Yours truly learned about that Boing Boing story last night by logging on the LAT website (in passing, Zell-decimated LAT, don't you have better news to inform readers about than bloggers wars? Even if it's the most famous blog in the English-speaking hemisphere?).
So far the comments at Boing Boing on the topics clock past 500, and it's only mid-afternoon! Whatever Boing Boing do it's their problem, but I don't think they handled the thing well. It looks like a personal issue, they don't explain exactly what, so everyone is dying to know, and they refuse to explain further by arguing they don't want to embarrass the person in question. It's nice, but since so far they are mostly embarrassing themselves, I think they should offer a bit more info (such as "she did something too unethical in this or that matter and we feel we no longer can endorse/support her work, and yes maybe we made a mistake by deleting her posts about a year ago") and maybe update their post rather than have moderators chime in a few times in the hundred comments posted below their vague explanaition.
So what's the real problem?

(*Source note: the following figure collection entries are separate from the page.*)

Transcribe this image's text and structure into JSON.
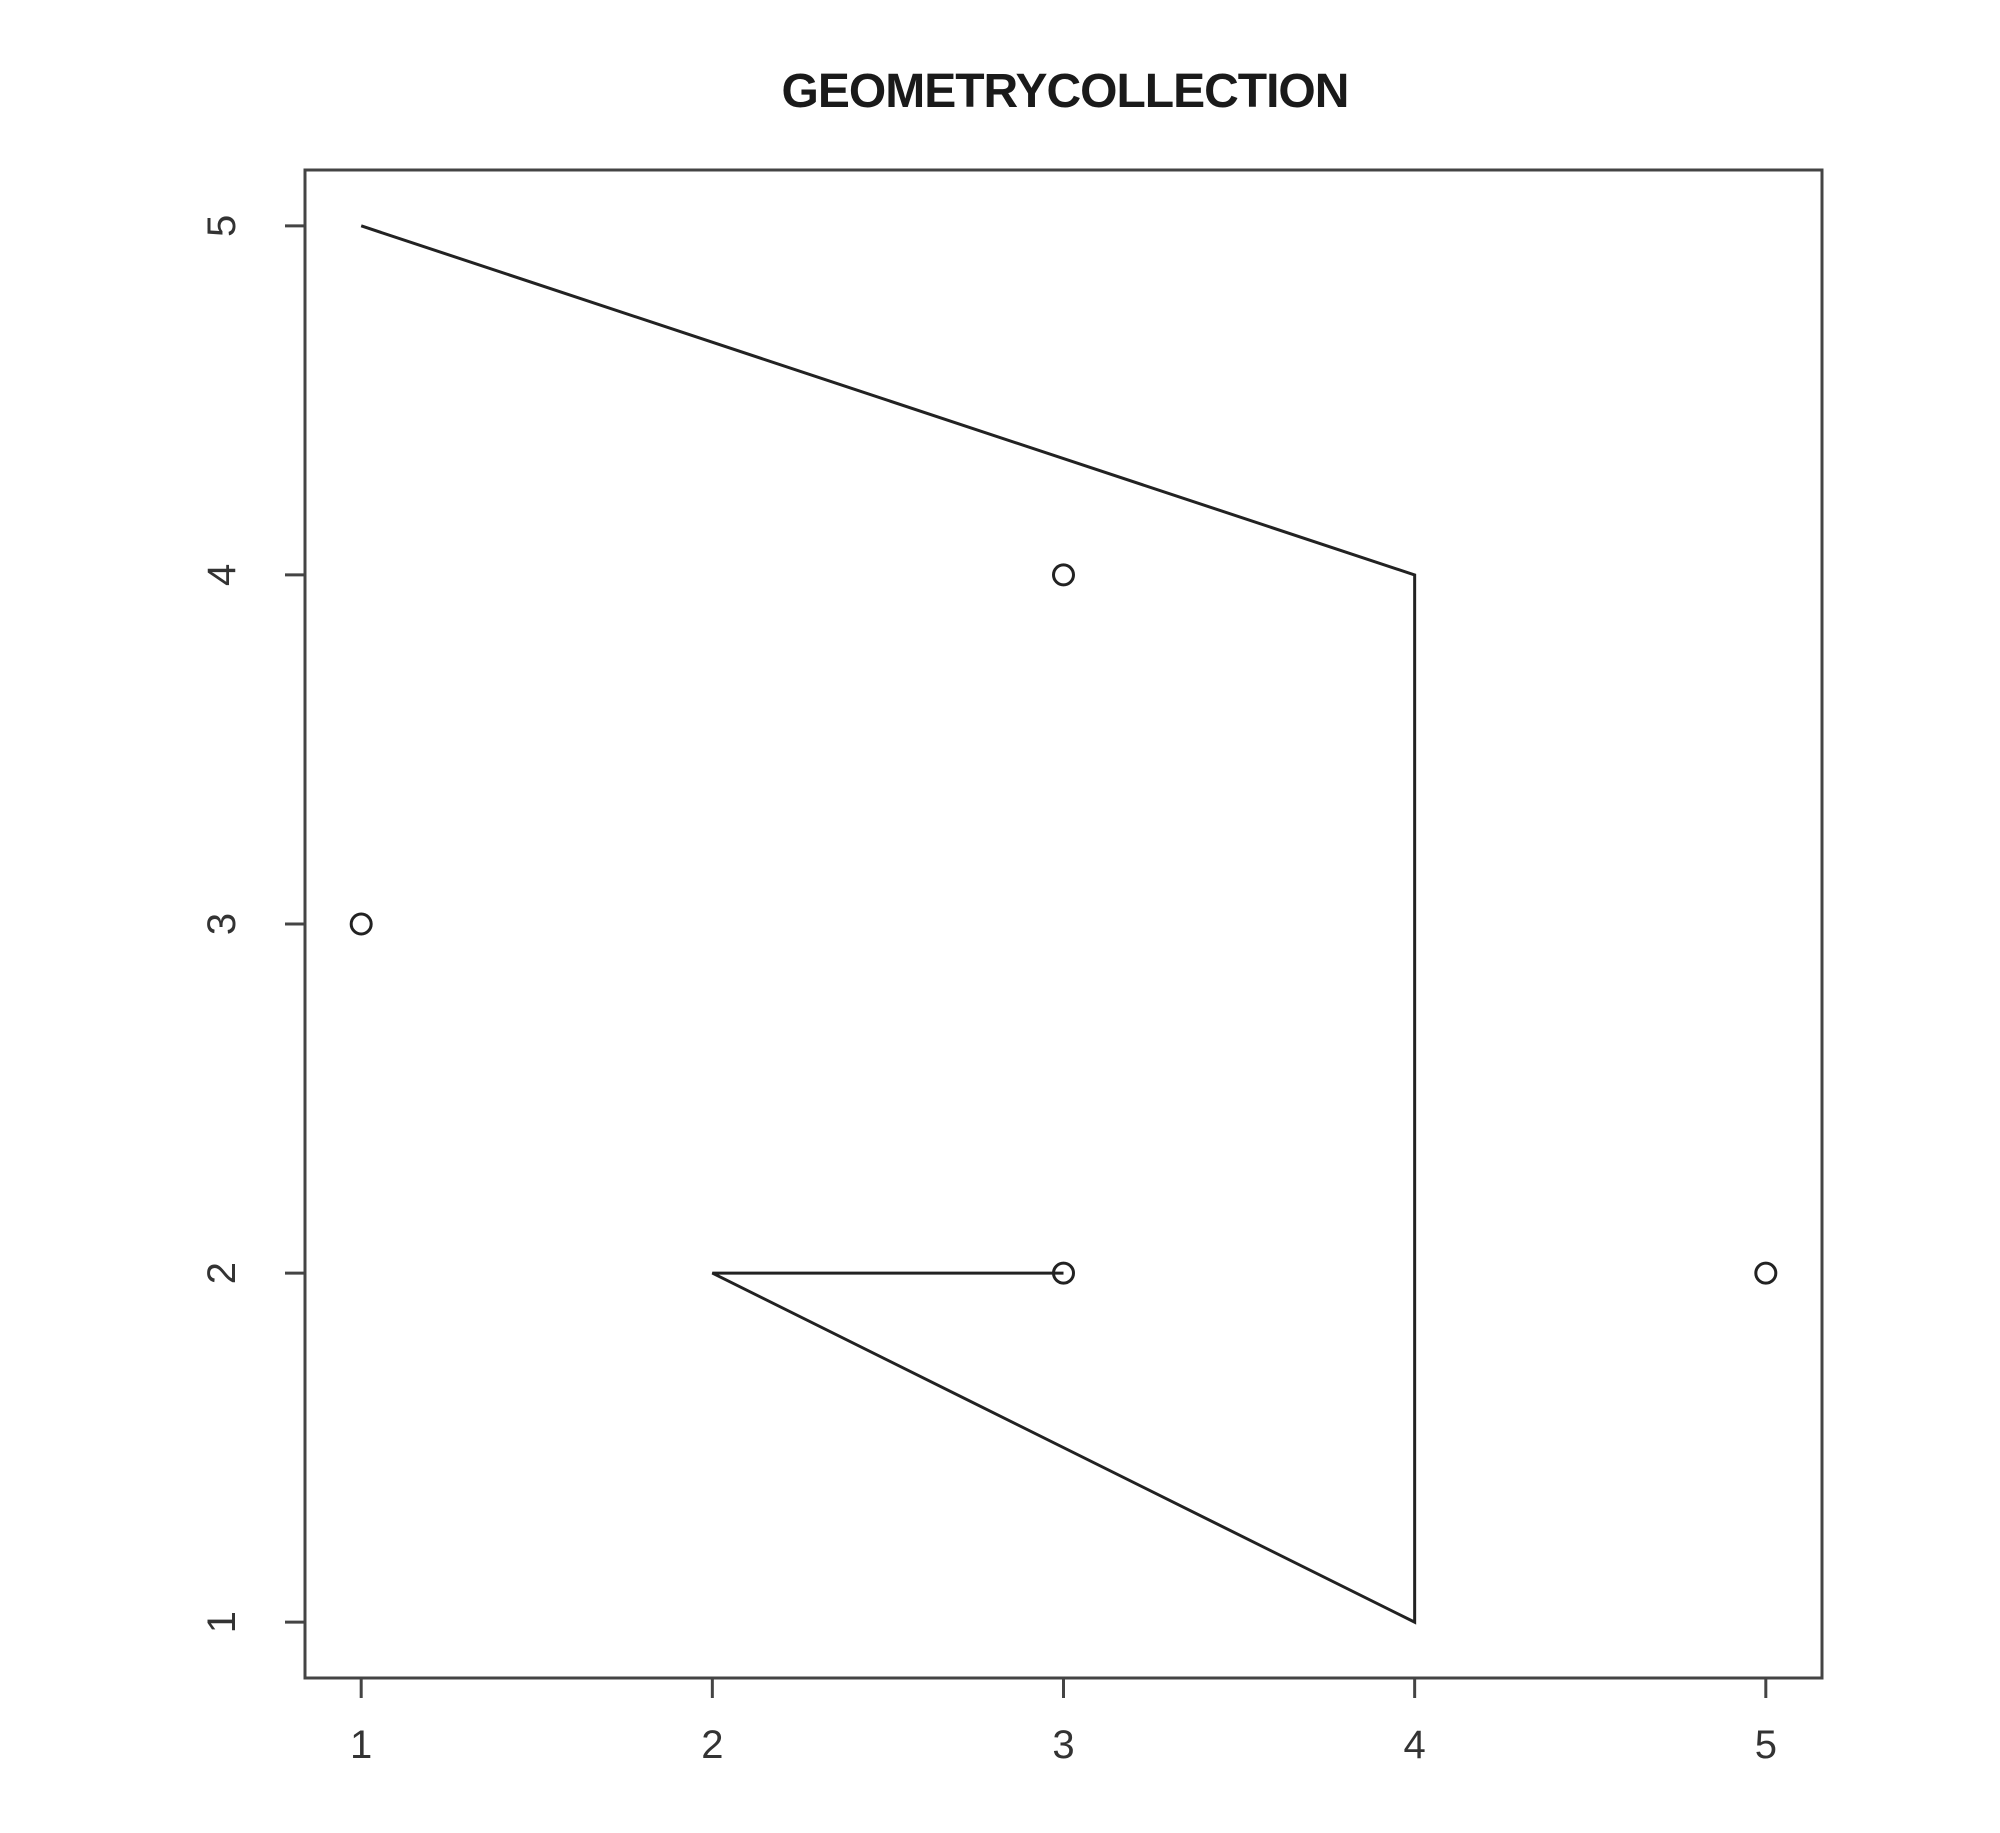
{
  "chart_data": {
    "type": "scatter",
    "title": "GEOMETRYCOLLECTION",
    "xlabel": "",
    "ylabel": "",
    "xlim": [
      0.84,
      5.16
    ],
    "ylim": [
      0.84,
      5.16
    ],
    "x_ticks": [
      "1",
      "2",
      "3",
      "4",
      "5"
    ],
    "y_ticks": [
      "1",
      "2",
      "3",
      "4",
      "5"
    ],
    "grid": false,
    "points": [
      {
        "x": 1,
        "y": 3
      },
      {
        "x": 3,
        "y": 4
      },
      {
        "x": 3,
        "y": 2
      },
      {
        "x": 5,
        "y": 2
      }
    ],
    "lines": [
      {
        "path": [
          [
            1,
            5
          ],
          [
            4,
            4
          ],
          [
            4,
            1
          ],
          [
            2,
            2
          ],
          [
            3,
            2
          ]
        ]
      }
    ]
  }
}
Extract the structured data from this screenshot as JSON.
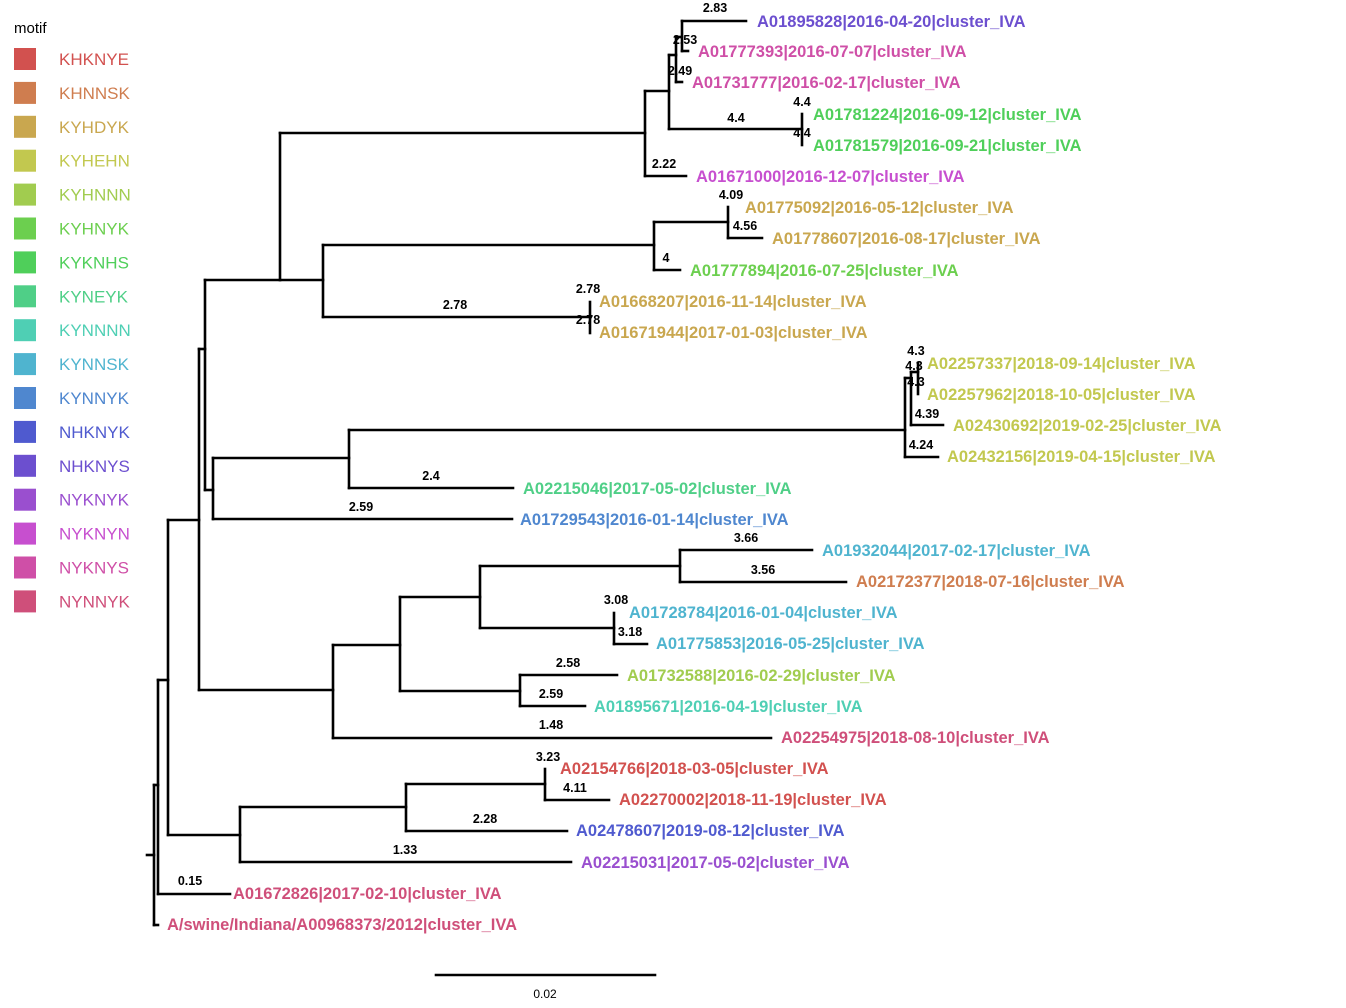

Not so much the bickering, secrecy and bad handling of the matter. Everyone will have forgotten it in a couple of months anyway. The real problem is that after a certain level of success, it becomes impossible for any enterprise, however friendly and sympathetic it may be, to keep on existing by the same rules (or absence thereof) one previously obeyed in more amateurish times.
Yes, Web 2.0 has deeply upset the news landscape (and much more!), old/traditional media going through a horrid transition in the meantime.
Yes it's cool, everyone with/out credentials like yours truly can now publish and disseminate to the world at large whatever opinions, ideas, erroneous facts, myth, gossip, stories and beliefs they want. Without obeying any of Journalism 101 rules and guidelines, since blogs are initially just personal soapboxes. But you cannot have your cake and it eat, be proud of being a "citizen-journalist" (whatever that means) and disregard safeguards long-established for a reason.
When you do, you end up being the NYT and the Jayson Blair story, not that the NYT didn't recover from it. In their particular case, Boing Boing bloggers mishandled something that looks like a personal matter blown out of context; because they acted like a bunch of amateurish friends having a fight, and forgetting they acted in public while having that fight.
In the end it's not the bottom/the truth of the story that is so important, not whether Boing Boing bloggers were fair or not, honest or not, but how the way they acted made them look . It made them look as opaque, swift and vague as the corporations they routinely critique on their pages, a reminder that now the joyous time is over when Boing Boing was the cool debunker of censorship, valiantly fighting corporate greed it once was (and is still striving to be).
Boing Boing, It's time to grow up*.
Being a big blog with lots of advertisement, tons of readers, and linked everywhere brings in responsibility, I should think, even in dealing with a one-year-after-the-fact, attention-seeking other blogger fact. So get your act together, and even if it hurts like hell, publish a reasonable explanation, with more information and details, about why/how you did what you did, and be classy and elegant about it. Offer Violet Blue a right to respond on your pages.
*I couldn't resist writing this phrase. Try to pronounce it in Darth Vader's voice, you'll understand my bubbly delight!